SOME CHANGES IN THE COLORED DEPARTMENT
Our school opened her doors wide to welcome the boys and girls, who enrolled on September 17th. There were twenty-one pupils who attended school last year and three new ones. The three new pupils are Dorothy Shaw of Paducah, Ky., Margaret Martin, of Greenville, Ky., and Walter Johnson of Ashland, Ky. Three pupils, who attended school last year, did not return this year. Their names are Mary Caldwell, Myrtle Young and James Dunson. One of the girls has just returned, a month late. She lives in Fulton County where cotton, not corn, is the big crop and she was detained at home to help pick the cotton…
A new teacher was appointed to take the place of Mrs. Mary Fosdick, who passed away last May. The new teacher is Mrs. Frances McClung, of Stanford, Kentucky. She teaches the Primary classes in a new schoolroom, which is situated on the first floor near Mr. Royster’s schoolroom. The room which was used by Mrs. Fosdick and her pupils last year as a schoolroom and a chapel is changed to a playroom for the girls and boys. The boys and girls are now using Mr. Royster’s schoolroom during their study hour every evening.
We have a new housekeeper for our .department. Her name is Mrs. Hugh Helm, of Lebanon, Kentucky… She filled the position of Mrs. Emma VanPelt, who died suddenly last June. Mrs. Madison J. Lee is the matron of this department, and also, the matron of the White Department of K.S.D.

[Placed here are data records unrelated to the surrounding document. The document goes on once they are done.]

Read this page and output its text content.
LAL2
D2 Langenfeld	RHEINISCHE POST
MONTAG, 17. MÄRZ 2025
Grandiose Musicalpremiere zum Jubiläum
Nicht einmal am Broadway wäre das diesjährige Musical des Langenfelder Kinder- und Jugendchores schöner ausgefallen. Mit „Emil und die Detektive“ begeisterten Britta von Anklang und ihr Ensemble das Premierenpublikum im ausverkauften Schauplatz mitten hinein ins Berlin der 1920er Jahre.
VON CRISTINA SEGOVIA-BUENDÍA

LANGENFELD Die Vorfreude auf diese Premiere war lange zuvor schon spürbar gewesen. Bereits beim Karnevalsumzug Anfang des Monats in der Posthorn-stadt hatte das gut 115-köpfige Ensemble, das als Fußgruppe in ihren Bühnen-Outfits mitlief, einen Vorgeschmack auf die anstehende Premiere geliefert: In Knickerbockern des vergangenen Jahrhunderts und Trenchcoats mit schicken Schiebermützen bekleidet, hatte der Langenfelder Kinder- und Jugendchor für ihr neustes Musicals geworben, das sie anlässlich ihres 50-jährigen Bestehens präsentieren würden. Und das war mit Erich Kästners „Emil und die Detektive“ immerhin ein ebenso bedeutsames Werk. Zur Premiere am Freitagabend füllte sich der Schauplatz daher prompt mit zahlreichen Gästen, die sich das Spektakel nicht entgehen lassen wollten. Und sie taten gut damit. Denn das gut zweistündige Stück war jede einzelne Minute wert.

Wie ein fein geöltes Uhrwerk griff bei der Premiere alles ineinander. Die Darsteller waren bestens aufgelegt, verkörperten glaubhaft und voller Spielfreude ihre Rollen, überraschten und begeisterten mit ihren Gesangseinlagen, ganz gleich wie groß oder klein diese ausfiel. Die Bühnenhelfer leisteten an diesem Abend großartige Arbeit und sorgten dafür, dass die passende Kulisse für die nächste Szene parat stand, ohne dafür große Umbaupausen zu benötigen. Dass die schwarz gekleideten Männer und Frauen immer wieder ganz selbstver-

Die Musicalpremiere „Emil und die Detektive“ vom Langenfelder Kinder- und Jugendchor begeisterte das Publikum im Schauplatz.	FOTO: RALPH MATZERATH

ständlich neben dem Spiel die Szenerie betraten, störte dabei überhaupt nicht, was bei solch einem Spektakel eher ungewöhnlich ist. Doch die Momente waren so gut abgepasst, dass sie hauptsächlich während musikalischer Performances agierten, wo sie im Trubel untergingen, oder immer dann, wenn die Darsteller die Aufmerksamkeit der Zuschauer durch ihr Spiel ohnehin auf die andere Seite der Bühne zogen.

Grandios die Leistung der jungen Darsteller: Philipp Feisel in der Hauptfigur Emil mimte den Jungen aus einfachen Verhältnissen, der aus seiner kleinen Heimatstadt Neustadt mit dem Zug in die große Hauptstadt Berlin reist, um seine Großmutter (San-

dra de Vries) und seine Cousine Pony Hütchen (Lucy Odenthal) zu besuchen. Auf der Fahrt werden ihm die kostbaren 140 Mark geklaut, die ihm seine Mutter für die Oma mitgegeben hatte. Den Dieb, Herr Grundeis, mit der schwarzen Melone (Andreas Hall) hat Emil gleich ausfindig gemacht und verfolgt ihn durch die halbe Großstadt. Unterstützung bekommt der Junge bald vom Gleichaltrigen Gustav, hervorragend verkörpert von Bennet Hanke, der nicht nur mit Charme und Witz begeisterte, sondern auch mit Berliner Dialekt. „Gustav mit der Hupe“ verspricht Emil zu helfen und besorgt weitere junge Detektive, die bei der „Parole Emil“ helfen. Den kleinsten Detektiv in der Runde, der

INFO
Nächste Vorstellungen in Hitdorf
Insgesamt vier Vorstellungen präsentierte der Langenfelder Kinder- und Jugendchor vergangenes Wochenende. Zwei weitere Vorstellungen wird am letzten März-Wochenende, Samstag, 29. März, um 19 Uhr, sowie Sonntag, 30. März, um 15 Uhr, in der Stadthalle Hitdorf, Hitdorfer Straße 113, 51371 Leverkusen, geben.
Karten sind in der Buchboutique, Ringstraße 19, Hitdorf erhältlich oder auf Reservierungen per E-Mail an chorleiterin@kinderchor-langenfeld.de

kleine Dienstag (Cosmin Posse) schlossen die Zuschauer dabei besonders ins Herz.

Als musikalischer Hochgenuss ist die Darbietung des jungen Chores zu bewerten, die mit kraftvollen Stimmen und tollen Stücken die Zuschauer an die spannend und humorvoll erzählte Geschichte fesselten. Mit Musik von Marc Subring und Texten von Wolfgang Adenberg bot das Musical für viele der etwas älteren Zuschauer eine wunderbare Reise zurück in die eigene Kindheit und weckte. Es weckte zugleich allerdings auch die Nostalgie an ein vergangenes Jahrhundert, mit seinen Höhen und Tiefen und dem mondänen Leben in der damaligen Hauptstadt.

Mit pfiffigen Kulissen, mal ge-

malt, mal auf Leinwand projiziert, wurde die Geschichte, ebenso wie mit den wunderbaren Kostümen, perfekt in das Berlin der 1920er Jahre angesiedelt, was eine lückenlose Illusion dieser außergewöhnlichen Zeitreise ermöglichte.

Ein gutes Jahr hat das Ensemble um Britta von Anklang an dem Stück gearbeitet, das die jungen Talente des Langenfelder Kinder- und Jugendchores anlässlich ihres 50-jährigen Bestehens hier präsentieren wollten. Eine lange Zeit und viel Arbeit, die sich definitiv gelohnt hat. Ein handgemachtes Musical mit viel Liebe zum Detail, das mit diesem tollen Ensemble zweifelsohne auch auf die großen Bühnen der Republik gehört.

The girls have a new supervisor named Miss Clyde Reynolds, of Cave City, Ky. Miss Reynolds replaces Miss Iva Taul, who was married last August. She was a graduate of the Kentucky School for the Deaf in the White department in 1927,
ALONG THE SIDELINES By Chas. A. Thomas
OHIO 7—KSD 6
A successful aerial play by the Ohio boys in the homecoming game October 18 accounted for Ohio’s only touchdown against Kentucky. R. Jones, the Ohio back, carried the ball over standing up. Try for the extra point by Stelzer was good.
During most of the last quarter the onlookers at the game thought Kentucky would have to be content with a 7-0 victory for Ohio -but things changed somewhat during the last minute of the play. Kentucky had carried the ball near its goal line when Coach Hoffmeyer sent in Lawrence Harrod, substitute quarterback. L. Harrod sensing only about 30 seconds of time left took to the air. Heaving his first pass to his tall brother, Herman, the throw was good. A second pass from L. Harrod to Ben Williams,who was standing in the scoring zone, was good for Kentucky’s first touchdown. It then appeared that the score would be tied but the try for the extra point failed. A few seconds later the game was over. Score Ohio.7, Ky. 6.